Fast forward a few decades, and Black mayors and elected officials still have every reason to acquiesce to the Democratic Party on one hand and function as feel-good identity representation on the other. The pendulum for any tokenized individual attempting to function in a space that historically excluded them constantly swings between choosing to condone the status quo in order to maintain power and influence, and choosing to disrupt existing conditions by advocating for something new, something more radical, something else. The majority of established Black lawmakers and Black career politicians — though they might genuinely have the best intentions — have largely opted to advocate for the needs of their Black constituents only so far as precedent allows.

And because of their identity, they can underperform or simply do the bare minimum in political advocacy, and still be considered progressive. We’re still at a stage in this country where the first Black person to fill a certain position in government is news enough to make headlines, so just existing as Black elected official is still indicative of a certain level of achievement.

But in recent years, the demand from constituents has changed. The scale of grassroots organizing has increased dramatically and Black lawmakers are finding that for modern Black voters, true racial representation requires substantive policy work and advocacy rather than just a shared skin color. Today’s voters are publicly and vocally demanding more of their elected officials; even leaders who took office in recent years, like Bottoms, Lightfoot, and Bowser, have found themselves at odds with some of their Black constituents as the political landscape has rapidly shifted underfoot.

As a result, we’ve seen another new wave of Black candidates — this time, individuals whose roots are in the community rather than the statehouse. Some of them are even unseating Black legacy politicians, as we saw with Congresswoman-elect Cori Bush’s incredible campaign win in St. Louis, Missouri. The insurgence of first-time Black candidates echoes the turn towards electoral politics in the mid-20th century. Then, as now, candidates were cutting their pre-lawmaker teeth during a period of intense movement work, expansive social justice campaigns, and heightened activism and community organizing.

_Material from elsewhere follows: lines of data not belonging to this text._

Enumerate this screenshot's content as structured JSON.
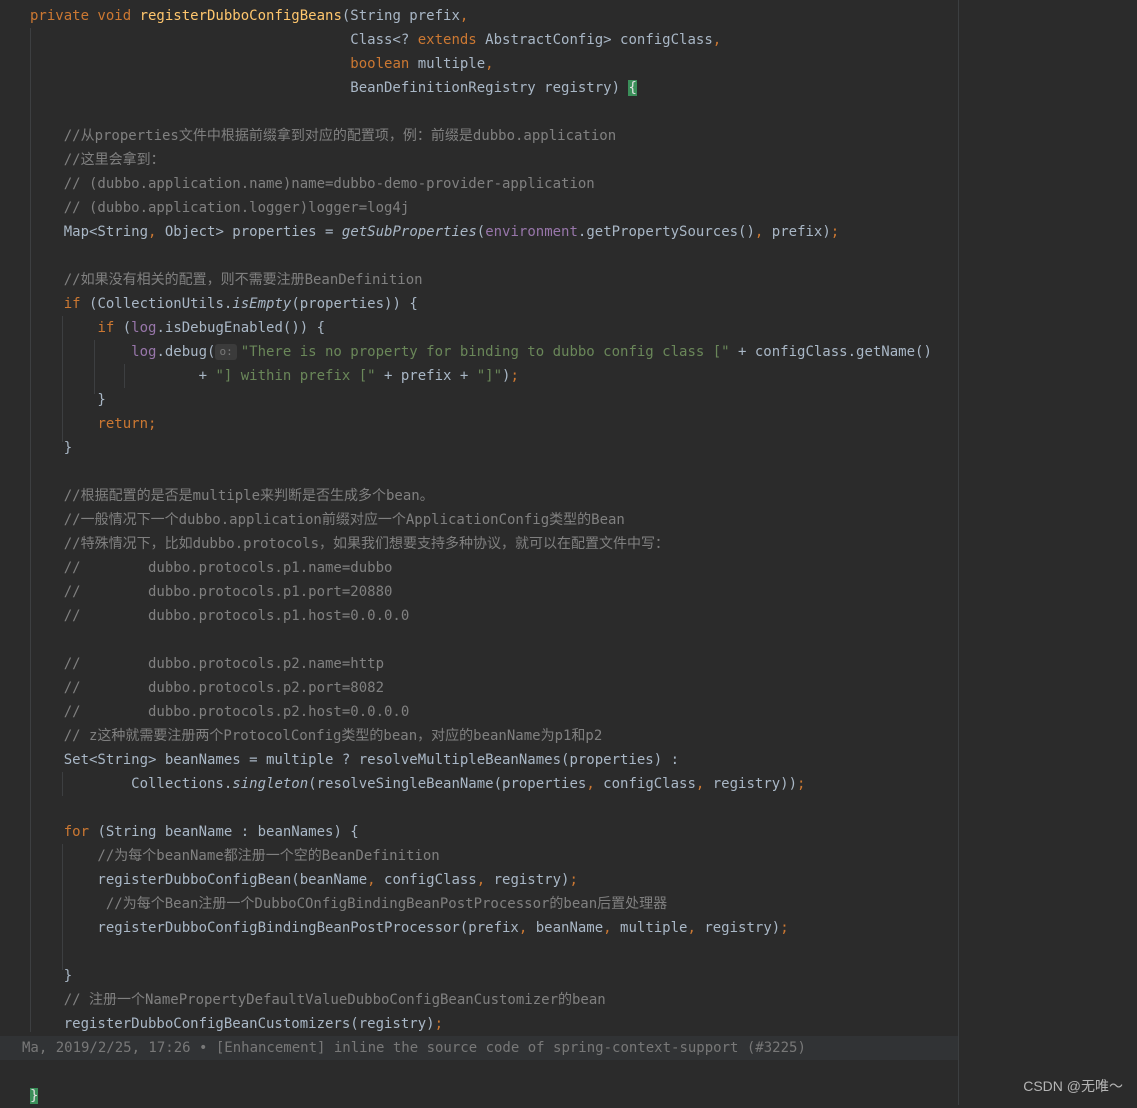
{
  "editor": {
    "lines": [
      [
        {
          "t": "private void ",
          "c": "kw"
        },
        {
          "t": "registerDubboConfigBeans",
          "c": "fn"
        },
        {
          "t": "(String prefix",
          "c": ""
        },
        {
          "t": ",",
          "c": "kw"
        }
      ],
      [
        {
          "t": "                                      Class<? ",
          "c": ""
        },
        {
          "t": "extends ",
          "c": "kw"
        },
        {
          "t": "AbstractConfig> configClass",
          "c": ""
        },
        {
          "t": ",",
          "c": "kw"
        }
      ],
      [
        {
          "t": "                                      ",
          "c": ""
        },
        {
          "t": "boolean ",
          "c": "kw"
        },
        {
          "t": "multiple",
          "c": ""
        },
        {
          "t": ",",
          "c": "kw"
        }
      ],
      [
        {
          "t": "                                      BeanDefinitionRegistry registry) ",
          "c": ""
        },
        {
          "t": "{",
          "c": "brace-hl"
        }
      ],
      [],
      [
        {
          "t": "    //从properties文件中根据前缀拿到对应的配置项，例：前缀是dubbo.application",
          "c": "cm"
        }
      ],
      [
        {
          "t": "    //这里会拿到：",
          "c": "cm"
        }
      ],
      [
        {
          "t": "    // (dubbo.application.name)name=dubbo-demo-provider-application",
          "c": "cm"
        }
      ],
      [
        {
          "t": "    // (dubbo.application.logger)logger=log4j",
          "c": "cm"
        }
      ],
      [
        {
          "t": "    Map<String",
          "c": ""
        },
        {
          "t": ", ",
          "c": "kw"
        },
        {
          "t": "Object> properties = ",
          "c": ""
        },
        {
          "t": "getSubProperties",
          "c": "it"
        },
        {
          "t": "(",
          "c": ""
        },
        {
          "t": "environment",
          "c": "fld"
        },
        {
          "t": ".getPropertySources()",
          "c": ""
        },
        {
          "t": ", ",
          "c": "kw"
        },
        {
          "t": "prefix)",
          "c": ""
        },
        {
          "t": ";",
          "c": "kw"
        }
      ],
      [],
      [
        {
          "t": "    //如果没有相关的配置，则不需要注册BeanDefinition",
          "c": "cm"
        }
      ],
      [
        {
          "t": "    ",
          "c": ""
        },
        {
          "t": "if ",
          "c": "kw"
        },
        {
          "t": "(CollectionUtils.",
          "c": ""
        },
        {
          "t": "isEmpty",
          "c": "it"
        },
        {
          "t": "(properties)) {",
          "c": ""
        }
      ],
      [
        {
          "t": "        ",
          "c": ""
        },
        {
          "t": "if ",
          "c": "kw"
        },
        {
          "t": "(",
          "c": ""
        },
        {
          "t": "log",
          "c": "fld"
        },
        {
          "t": ".isDebugEnabled()) {",
          "c": ""
        }
      ],
      [
        {
          "t": "            ",
          "c": ""
        },
        {
          "t": "log",
          "c": "fld"
        },
        {
          "t": ".debug(",
          "c": ""
        },
        {
          "t": "o:",
          "c": "hint"
        },
        {
          "t": "\"There is no property for binding to dubbo config class [\"",
          "c": "st"
        },
        {
          "t": " + configClass.getName()",
          "c": ""
        }
      ],
      [
        {
          "t": "                    + ",
          "c": ""
        },
        {
          "t": "\"] within prefix [\"",
          "c": "st"
        },
        {
          "t": " + prefix + ",
          "c": ""
        },
        {
          "t": "\"]\"",
          "c": "st"
        },
        {
          "t": ")",
          "c": ""
        },
        {
          "t": ";",
          "c": "kw"
        }
      ],
      [
        {
          "t": "        }",
          "c": ""
        }
      ],
      [
        {
          "t": "        ",
          "c": ""
        },
        {
          "t": "return;",
          "c": "kw"
        }
      ],
      [
        {
          "t": "    }",
          "c": ""
        }
      ],
      [],
      [
        {
          "t": "    //根据配置的是否是multiple来判断是否生成多个bean。",
          "c": "cm"
        }
      ],
      [
        {
          "t": "    //一般情况下一个dubbo.application前缀对应一个ApplicationConfig类型的Bean",
          "c": "cm"
        }
      ],
      [
        {
          "t": "    //特殊情况下，比如dubbo.protocols，如果我们想要支持多种协议，就可以在配置文件中写：",
          "c": "cm"
        }
      ],
      [
        {
          "t": "    //        dubbo.protocols.p1.name=dubbo",
          "c": "cm"
        }
      ],
      [
        {
          "t": "    //        dubbo.protocols.p1.port=20880",
          "c": "cm"
        }
      ],
      [
        {
          "t": "    //        dubbo.protocols.p1.host=0.0.0.0",
          "c": "cm"
        }
      ],
      [],
      [
        {
          "t": "    //        dubbo.protocols.p2.name=http",
          "c": "cm"
        }
      ],
      [
        {
          "t": "    //        dubbo.protocols.p2.port=8082",
          "c": "cm"
        }
      ],
      [
        {
          "t": "    //        dubbo.protocols.p2.host=0.0.0.0",
          "c": "cm"
        }
      ],
      [
        {
          "t": "    // z这种就需要注册两个ProtocolConfig类型的bean，对应的beanName为p1和p2",
          "c": "cm"
        }
      ],
      [
        {
          "t": "    Set<String> beanNames = multiple ? resolveMultipleBeanNames(properties) :",
          "c": ""
        }
      ],
      [
        {
          "t": "            Collections.",
          "c": ""
        },
        {
          "t": "singleton",
          "c": "it"
        },
        {
          "t": "(resolveSingleBeanName(properties",
          "c": ""
        },
        {
          "t": ", ",
          "c": "kw"
        },
        {
          "t": "configClass",
          "c": ""
        },
        {
          "t": ", ",
          "c": "kw"
        },
        {
          "t": "registry))",
          "c": ""
        },
        {
          "t": ";",
          "c": "kw"
        }
      ],
      [],
      [
        {
          "t": "    ",
          "c": ""
        },
        {
          "t": "for ",
          "c": "kw"
        },
        {
          "t": "(String beanName : beanNames) {",
          "c": ""
        }
      ],
      [
        {
          "t": "        //为每个beanName都注册一个空的BeanDefinition",
          "c": "cm"
        }
      ],
      [
        {
          "t": "        registerDubboConfigBean(beanName",
          "c": ""
        },
        {
          "t": ", ",
          "c": "kw"
        },
        {
          "t": "configClass",
          "c": ""
        },
        {
          "t": ", ",
          "c": "kw"
        },
        {
          "t": "registry)",
          "c": ""
        },
        {
          "t": ";",
          "c": "kw"
        }
      ],
      [
        {
          "t": "         //为每个Bean注册一个DubboCOnfigBindingBeanPostProcessor的bean后置处理器",
          "c": "cm"
        }
      ],
      [
        {
          "t": "        registerDubboConfigBindingBeanPostProcessor(prefix",
          "c": ""
        },
        {
          "t": ", ",
          "c": "kw"
        },
        {
          "t": "beanName",
          "c": ""
        },
        {
          "t": ", ",
          "c": "kw"
        },
        {
          "t": "multiple",
          "c": ""
        },
        {
          "t": ", ",
          "c": "kw"
        },
        {
          "t": "registry)",
          "c": ""
        },
        {
          "t": ";",
          "c": "kw"
        }
      ],
      [],
      [
        {
          "t": "    }",
          "c": ""
        }
      ],
      [
        {
          "t": "    // 注册一个NamePropertyDefaultValueDubboConfigBeanCustomizer的bean",
          "c": "cm"
        }
      ],
      [
        {
          "t": "    registerDubboConfigBeanCustomizers(registry)",
          "c": ""
        },
        {
          "t": ";",
          "c": "kw"
        }
      ],
      [],
      [
        {
          "t": "}",
          "c": "brace-hl"
        }
      ]
    ],
    "blame": "Ma, 2019/2/25, 17:26 • [Enhancement] inline the source code of spring-context-support (#3225)",
    "watermark": "CSDN @无唯～"
  }
}
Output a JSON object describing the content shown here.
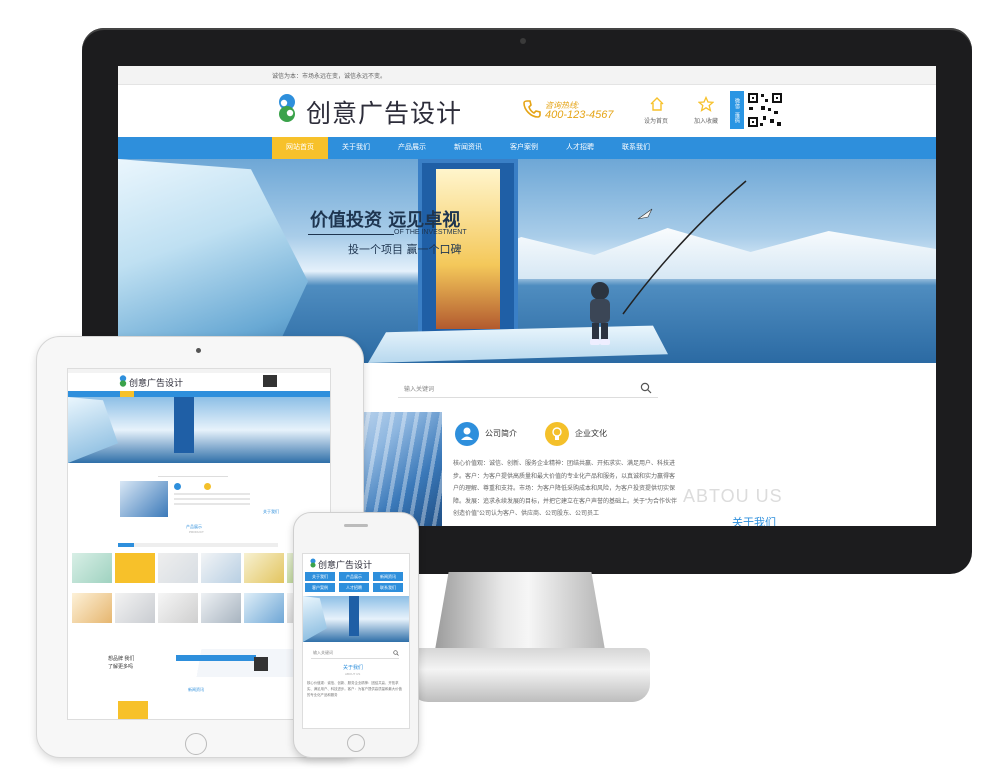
{
  "desktop": {
    "topbar_text": "诚信为本：市场永远在变，诚信永远不变。",
    "logo_text": "创意广告设计",
    "hotline_label": "咨询热线:",
    "hotline_number": "400-123-4567",
    "set_home_label": "设为首页",
    "add_favorite_label": "加入收藏",
    "qr_badge_label": "微信二维码",
    "nav": [
      "网站首页",
      "关于我们",
      "产品展示",
      "新闻资讯",
      "客户案例",
      "人才招聘",
      "联系我们"
    ],
    "banner": {
      "slogan_main": "价值投资 远见卓视",
      "slogan_en": "OF THE INVESTMENT",
      "slogan_sub": "投一个项目 赢一个口碑"
    },
    "search_placeholder": "输入关键词",
    "tabs": [
      {
        "label": "公司简介",
        "icon": "user-icon"
      },
      {
        "label": "企业文化",
        "icon": "bulb-icon"
      }
    ],
    "about_text": "核心价值观：诚信、创新、服务企业精神：团结共赢、开拓求实、满足用户、科技进步。客户：为客户提供高质量和最大价值的专业化产品和服务，以真诚和实力赢得客户的理解、尊重和支持。市场：为客户降低采购成本和风险，为客户投资提供切实保障。发展：追求永续发展的目标，并把它建立在客户声誉的基础上。关于“为合作伙伴创造价值”公司认为客户、供应商、公司股东、公司员工",
    "abtou_text": "ABTOU US",
    "about_title": "关于我们"
  },
  "tablet": {
    "logo_text": "创意广告设计",
    "about_title": "关于我们",
    "products_title": "产品展示",
    "products_en": "PRODUCT",
    "contact_lines": [
      "想品牌 我们",
      "了解更多吗"
    ],
    "news_title": "新闻资讯"
  },
  "phone": {
    "logo_text": "创意广告设计",
    "nav": [
      "关于我们",
      "产品展示",
      "新闻资讯",
      "客户案例",
      "人才招聘",
      "联系我们"
    ],
    "search_placeholder": "输入关键词",
    "about_title": "关于我们",
    "about_en": "ABOUT US",
    "about_text": "核心价值观：诚信、创新、服务企业精神：团结共赢、开拓求实、满足用户、科技进步。客户：为客户提供高质量和最大价值的专业化产品和服务"
  },
  "colors": {
    "brand_blue": "#2e8fdc",
    "accent_yellow": "#f7c12a",
    "hotline_orange": "#e5a416"
  }
}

But this time around, the goal isn’t just to place a Black lawmaker in elected office. It’s about deliberately and proactively connecting campaigns to specific progressive political issues. It’s about linking arms with constituents and marching for a $15 minimum wage, about demanding sentencing reform, and about finding new, innovative ways to address the housing crisis. It’s about being proud Black lawmakers, proud members of their Black communities, and proudly saying upfront that they are accountable to those constituents and their needs.

This new framing might put these new lawmakers at odds with the Democratic Party establishment. But it’s important to remember that elected officials answer to their constituents, not their colleagues. And if this progressive trend holds steady, Black lawmakers might actually be able to rebuild and reinforce a level of genuine trust and connection with their base in a way that changes the electoral landscape of this country permanently, ensuring that Black political power actually results in more empowered Black communities.